While regulations do not make it compulsory for jets with a maximum take-off mass (MTOM) of under 5,700kg and certified to carry fewer than 10 passengers to operate with an FDR and CVR, the accident report highlights that there have been multiple accidents involving this category of aircraft where the cause is unclear for that very reason. Thus multiple investigations were left short of critical information that could have provided useful insight and clearer understanding of the factors leading to the losses.

The accident report thus contained a safety recommendation addressed to the International Civil Aviation Organization (ICAO) to adopt the proposals of its Flight Recorder Panel for a requirement to install flight recorders on jet aircraft with a MTOM of 5,700kg or less.

Operational & Safety Benefits of FDR/CVR

While there are still no current requirements to do so, operators of this category of aircraft would do well to consider the operational and safety benefits derived from having such devices installed.

First: a flight data recorder is a useful tool for fuel consumption monitoring. While the cost of fuel may not be as relevant to business jets as it is to the scheduled airliners, it’s also true that within the Business Aviation industry cost leadership can provide useful margins when proving value to the company shareholders, or negotiating charter contracts.

Second: data from FDRs can be revealing of non-procedural compliance trends and/or operational/structural exceedances, thus providing insight on the effectiveness of a safety management system. For example, how are flight crew able to identify hazards to safety during flight?

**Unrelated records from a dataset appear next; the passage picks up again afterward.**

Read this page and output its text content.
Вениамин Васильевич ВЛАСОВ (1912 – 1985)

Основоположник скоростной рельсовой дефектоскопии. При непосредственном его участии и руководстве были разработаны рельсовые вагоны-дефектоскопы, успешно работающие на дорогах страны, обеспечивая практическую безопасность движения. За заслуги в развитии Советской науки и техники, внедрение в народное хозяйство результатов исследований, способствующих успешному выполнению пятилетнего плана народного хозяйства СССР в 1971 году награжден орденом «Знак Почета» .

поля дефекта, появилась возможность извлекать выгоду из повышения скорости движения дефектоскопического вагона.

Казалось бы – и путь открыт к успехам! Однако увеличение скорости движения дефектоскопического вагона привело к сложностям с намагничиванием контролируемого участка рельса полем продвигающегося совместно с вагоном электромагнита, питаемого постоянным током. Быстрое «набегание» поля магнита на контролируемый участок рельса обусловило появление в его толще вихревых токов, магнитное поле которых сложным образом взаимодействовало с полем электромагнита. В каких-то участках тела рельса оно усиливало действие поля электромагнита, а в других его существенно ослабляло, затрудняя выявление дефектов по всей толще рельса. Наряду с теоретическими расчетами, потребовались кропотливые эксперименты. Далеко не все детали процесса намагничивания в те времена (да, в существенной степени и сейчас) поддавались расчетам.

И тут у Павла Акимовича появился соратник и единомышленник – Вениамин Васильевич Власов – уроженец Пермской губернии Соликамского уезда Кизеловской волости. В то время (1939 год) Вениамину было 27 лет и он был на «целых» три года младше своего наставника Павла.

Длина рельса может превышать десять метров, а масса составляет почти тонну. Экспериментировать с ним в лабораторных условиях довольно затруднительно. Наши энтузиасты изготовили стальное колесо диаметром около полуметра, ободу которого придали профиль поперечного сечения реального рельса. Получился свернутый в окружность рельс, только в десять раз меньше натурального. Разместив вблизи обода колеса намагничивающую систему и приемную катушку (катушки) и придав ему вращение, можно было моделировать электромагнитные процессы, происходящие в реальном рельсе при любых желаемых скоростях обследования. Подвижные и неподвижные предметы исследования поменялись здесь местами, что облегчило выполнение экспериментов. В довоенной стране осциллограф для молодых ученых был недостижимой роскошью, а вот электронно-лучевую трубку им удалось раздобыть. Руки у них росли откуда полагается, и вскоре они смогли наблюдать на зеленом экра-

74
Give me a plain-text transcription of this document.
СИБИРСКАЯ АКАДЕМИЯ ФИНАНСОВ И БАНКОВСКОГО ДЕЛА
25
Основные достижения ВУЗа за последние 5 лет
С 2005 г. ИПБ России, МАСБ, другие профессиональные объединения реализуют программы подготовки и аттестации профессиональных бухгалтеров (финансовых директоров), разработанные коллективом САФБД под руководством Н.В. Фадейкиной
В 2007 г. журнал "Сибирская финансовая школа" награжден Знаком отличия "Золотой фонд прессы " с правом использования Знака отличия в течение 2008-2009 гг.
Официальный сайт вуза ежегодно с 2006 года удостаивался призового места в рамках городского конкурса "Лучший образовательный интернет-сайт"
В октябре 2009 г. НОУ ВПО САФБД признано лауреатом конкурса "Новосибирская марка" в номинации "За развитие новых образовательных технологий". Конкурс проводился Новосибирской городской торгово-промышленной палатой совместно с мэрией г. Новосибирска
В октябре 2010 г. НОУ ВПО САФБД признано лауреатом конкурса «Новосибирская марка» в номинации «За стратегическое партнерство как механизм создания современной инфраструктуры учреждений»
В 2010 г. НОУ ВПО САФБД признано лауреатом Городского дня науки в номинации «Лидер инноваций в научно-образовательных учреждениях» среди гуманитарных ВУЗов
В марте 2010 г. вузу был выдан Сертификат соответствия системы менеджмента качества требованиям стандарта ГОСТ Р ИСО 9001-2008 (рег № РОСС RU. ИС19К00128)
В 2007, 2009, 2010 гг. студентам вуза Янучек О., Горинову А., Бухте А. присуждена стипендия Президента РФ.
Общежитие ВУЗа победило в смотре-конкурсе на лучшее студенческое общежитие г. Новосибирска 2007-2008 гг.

Third: having a flight data recorder can stimulate personnel to report more consistently as they know that operational exceedances are likely to be detected as part of a flight data monitoring program.

The challenges of implementing a flight data monitoring system within a small flight department are often associated with the cost of retrofit as well as finding the time necessary for data analysis within a busy workplace. These challenges can be overcome if there is an adequate safety culture in place to support flight data monitoring for safety intelligence gathering.

While cost-benefit analyses should always guide decision making within a flight department, it should be stressed that there are increasingly more affordable hardware and software solutions. Quick access recorders are readily available, as are a wide variety of suppliers of flight data analysis services to whom data analysis and interpretation can be easily outsourced.